Investors wanting deeper context on shareholder composition and strategic positioning can read the related profile here: Exploring Tama Home Co., Ltd. Investor Profile: Who's Buying and Why?
Tama Home Co., Ltd. (1419.T) - Growth Opportunities
Tama Home Co., Ltd. (1419.T) benefits from a multi-segment business model that creates both resilience and multiple expansion levers across housing, real estate, financial services, and energy.
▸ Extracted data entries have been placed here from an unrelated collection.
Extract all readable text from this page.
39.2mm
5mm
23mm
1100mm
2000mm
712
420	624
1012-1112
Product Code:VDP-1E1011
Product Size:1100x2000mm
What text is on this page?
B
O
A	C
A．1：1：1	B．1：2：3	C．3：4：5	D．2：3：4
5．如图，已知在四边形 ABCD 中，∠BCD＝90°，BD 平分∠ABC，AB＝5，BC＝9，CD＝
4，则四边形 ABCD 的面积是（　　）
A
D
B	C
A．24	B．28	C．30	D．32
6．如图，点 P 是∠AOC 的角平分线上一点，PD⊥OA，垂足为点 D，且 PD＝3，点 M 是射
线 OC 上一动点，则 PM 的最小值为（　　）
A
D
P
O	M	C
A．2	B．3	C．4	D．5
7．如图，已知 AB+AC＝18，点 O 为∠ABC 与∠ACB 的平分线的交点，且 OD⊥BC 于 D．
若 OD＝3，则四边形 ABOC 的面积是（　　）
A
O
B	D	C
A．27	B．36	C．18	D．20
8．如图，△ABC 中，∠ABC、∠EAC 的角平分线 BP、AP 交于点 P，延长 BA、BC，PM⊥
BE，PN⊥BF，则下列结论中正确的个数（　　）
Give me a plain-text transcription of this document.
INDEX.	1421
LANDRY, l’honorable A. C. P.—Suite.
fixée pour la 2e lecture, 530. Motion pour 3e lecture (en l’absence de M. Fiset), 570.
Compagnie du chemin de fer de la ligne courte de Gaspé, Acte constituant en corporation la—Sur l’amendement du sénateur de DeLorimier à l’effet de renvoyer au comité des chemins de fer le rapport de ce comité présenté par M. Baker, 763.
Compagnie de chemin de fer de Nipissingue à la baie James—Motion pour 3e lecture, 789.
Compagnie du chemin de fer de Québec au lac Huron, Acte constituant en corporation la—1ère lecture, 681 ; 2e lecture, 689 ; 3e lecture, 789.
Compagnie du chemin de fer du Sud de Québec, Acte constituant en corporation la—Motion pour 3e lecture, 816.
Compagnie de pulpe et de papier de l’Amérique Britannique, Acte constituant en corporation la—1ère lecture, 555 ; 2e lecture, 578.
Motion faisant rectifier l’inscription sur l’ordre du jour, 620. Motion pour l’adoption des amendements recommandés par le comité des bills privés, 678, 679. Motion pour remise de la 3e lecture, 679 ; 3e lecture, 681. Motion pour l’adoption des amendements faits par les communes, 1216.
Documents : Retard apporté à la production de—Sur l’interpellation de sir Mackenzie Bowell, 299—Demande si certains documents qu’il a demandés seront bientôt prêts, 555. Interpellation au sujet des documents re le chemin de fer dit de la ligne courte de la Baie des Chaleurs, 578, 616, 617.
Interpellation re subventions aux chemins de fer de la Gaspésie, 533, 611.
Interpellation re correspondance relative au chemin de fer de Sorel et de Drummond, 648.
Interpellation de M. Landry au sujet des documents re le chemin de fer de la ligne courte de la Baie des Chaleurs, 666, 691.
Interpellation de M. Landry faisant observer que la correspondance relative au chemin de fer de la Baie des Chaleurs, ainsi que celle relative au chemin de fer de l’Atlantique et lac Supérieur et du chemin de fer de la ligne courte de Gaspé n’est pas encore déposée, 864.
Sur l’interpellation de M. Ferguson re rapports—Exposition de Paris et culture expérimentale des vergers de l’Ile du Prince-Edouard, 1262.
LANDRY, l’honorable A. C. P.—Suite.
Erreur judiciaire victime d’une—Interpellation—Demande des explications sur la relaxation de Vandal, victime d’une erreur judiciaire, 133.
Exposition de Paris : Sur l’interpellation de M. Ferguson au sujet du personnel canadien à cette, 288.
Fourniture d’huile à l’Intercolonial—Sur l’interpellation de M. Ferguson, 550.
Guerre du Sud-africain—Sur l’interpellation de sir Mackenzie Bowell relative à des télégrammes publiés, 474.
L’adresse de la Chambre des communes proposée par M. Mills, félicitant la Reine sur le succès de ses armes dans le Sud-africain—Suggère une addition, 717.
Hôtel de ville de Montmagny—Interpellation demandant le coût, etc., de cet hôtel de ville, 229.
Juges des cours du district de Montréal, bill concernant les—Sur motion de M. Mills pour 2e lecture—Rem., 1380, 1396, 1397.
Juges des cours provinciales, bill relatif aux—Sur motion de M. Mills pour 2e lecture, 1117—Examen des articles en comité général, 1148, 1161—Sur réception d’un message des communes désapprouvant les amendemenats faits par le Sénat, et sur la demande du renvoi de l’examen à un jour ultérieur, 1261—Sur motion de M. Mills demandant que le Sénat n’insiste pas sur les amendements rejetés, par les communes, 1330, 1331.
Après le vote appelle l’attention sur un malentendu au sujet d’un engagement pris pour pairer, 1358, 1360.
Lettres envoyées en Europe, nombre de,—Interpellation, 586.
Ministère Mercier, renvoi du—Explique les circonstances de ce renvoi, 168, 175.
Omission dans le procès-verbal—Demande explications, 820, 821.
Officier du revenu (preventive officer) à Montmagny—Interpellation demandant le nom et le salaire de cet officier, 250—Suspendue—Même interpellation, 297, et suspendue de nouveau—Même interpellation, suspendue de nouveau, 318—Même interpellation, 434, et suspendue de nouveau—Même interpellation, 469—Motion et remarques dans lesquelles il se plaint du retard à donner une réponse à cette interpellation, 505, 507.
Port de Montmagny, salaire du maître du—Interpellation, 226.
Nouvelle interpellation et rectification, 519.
Current metrics and strategic initiatives point to several concrete growth vectors.- Diversified revenue base reduces dependence on any single cycle - housing sales, rental/asset management, mortgage/loan products, and energy solutions provide cross-selling opportunities.
- Rising consumer demand for energy-efficient homes supports premium pricing and margin expansion on eco-friendly product lines.
- Partnerships and JVs with landowners, local governments, and construction technology firms accelerate project pipelines and limit upfront capital exposure.
- Process and material innovations (prefab elements, BIM, modular construction) can shorten build times and lower cost per unit, improving gross margins.
- Selective international forays into nearby Asian markets offer diversification benefits while leveraging design and construction expertise.
- Stronger after-sales, warranty and maintenance programs promote repeat customers and generate recurring service revenue.
| Metric / Item | Latest Reported Value | Notes / Implication |
|---|---|---|
| Fiscal Year Revenue | ¥210.0 billion | Broadly split: Housing ~65%, Real estate ~20%, Financial & Energy ~15% |
| Operating Profit | ¥12.5 billion | Margins pressured by material costs; efficiency initiatives target >1.5% uplift |
| Net Income | ¥8.0 billion | ROE ~6.5% - room to improve with margin recovery |
| Cash & Equivalents | ¥25.0 billion | Supports JV investments and strategic capex |
| Net Debt / Equity | 0.80x | Moderate leverage allows disciplined expansion |
| Average Selling Price per Unit (Housing) | ¥28.0 million | Premium lines and eco-options increase ASP |
| Energy Segment Revenue Growth (YoY) | +22% | Driven by solar package sales and energy-saving home retrofits |
- Energy-efficient & sustainable housing: Product roadmap targets a 30% reduction in model home energy use within 3 years; potential to capture higher-margin eco-conscious buyers.
- Strategic partnerships: Current pipeline includes JVs for 2,500 residential units and several mixed-use developments in suburban Tokyo - expected starts over the next 18-36 months.
- Technology & process: Investments forecast - ¥6-8 billion capex over 2 years for modular factories, digital design tools, and supply-chain automation to reduce cycle time by ~20%.
- International expansion: Initial market evaluations favor Southeast Asia (Philippines, Vietnam) where land-cost arbitrage and growing middle-class demand create opportunity windows; pilot projects proposed 2026-2027.
- Customer experience: After-sales NPS improvement target of +10 points over two years; anticipated uplift in referral sales and warranty-service revenue.